Internal Cupping Score: 82
Harvest: Due to the flat topography, mechanical harvesting is commonly used.
Manhuaçu is a city and municipality in Eastern Minas Gerais state. The population of the municipalitiy is about 68,000 inhabitants with about 41,000 in the urban area and 27,000 in the rural area.The total area of the municipality is 629 km² and it lies at an elevation of 635 m in the foothills of the Serra da Chabata or Caparaó, which form the boundary between the states of Minas Gerais and Espírito Santo. The region harvests about 1.5 million sacks of coffee a year.
The vast majority of Brazil coffee beans are processed via the dry/natural method, since Brazil is one of the few countries in the world that has the appropriate weather to do so successfully. Due to Brazil’s distinct dry and wet seasons, the flowering and cherry maturation is homogeneous. This allows Brazilians to harvest coffee via the strip picking method and/or mechanically. Although under-ripe and overripe cherries are also harvested, careful processing will easily remove these coffee cherries.

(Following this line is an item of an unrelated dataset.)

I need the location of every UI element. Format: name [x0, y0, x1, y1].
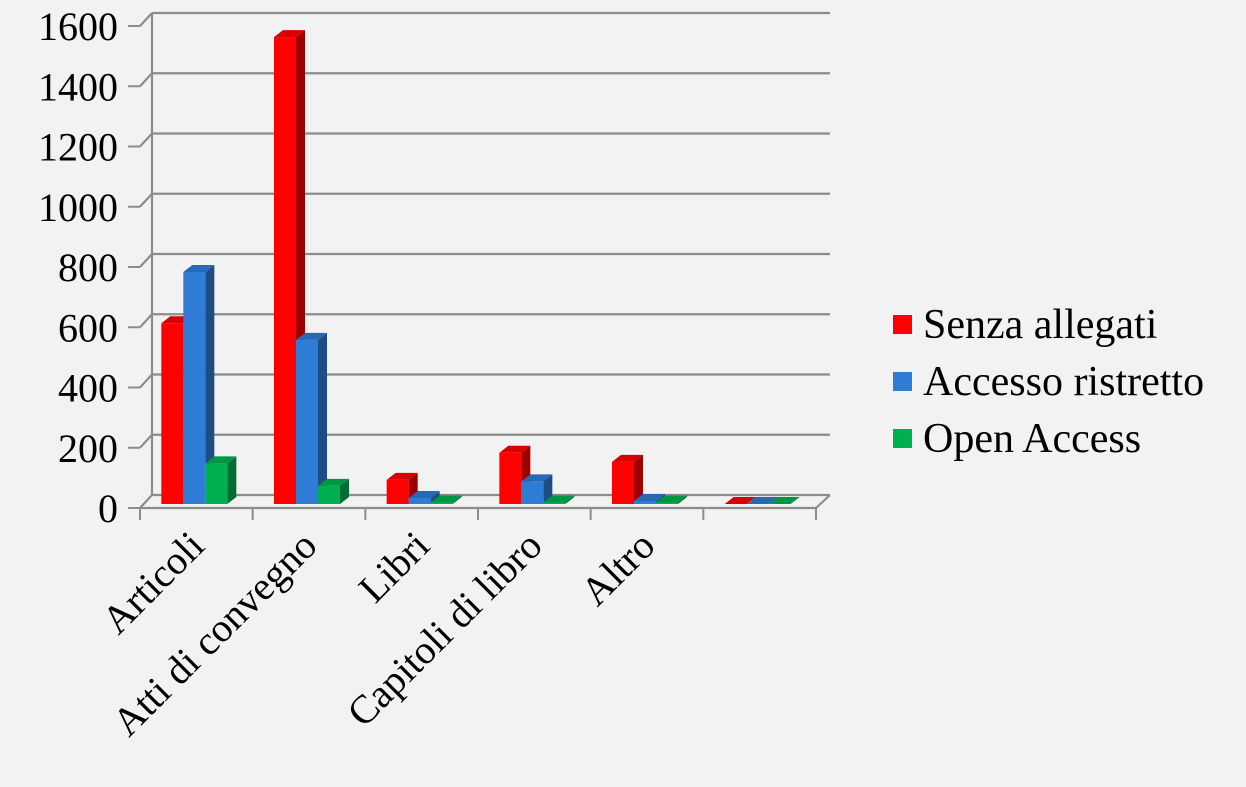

Wet-Process: Wet-processing (washed) coffees is a relatively new method of removing the four layers surrounding the coffee bean. This process results in a coffee that is cleaner, brighter, and fruitier. Wet processing is done in a relatively small proportion to dry-processing in Brazil, but offers another cleaner and brighter dimension to Brazilian coffees.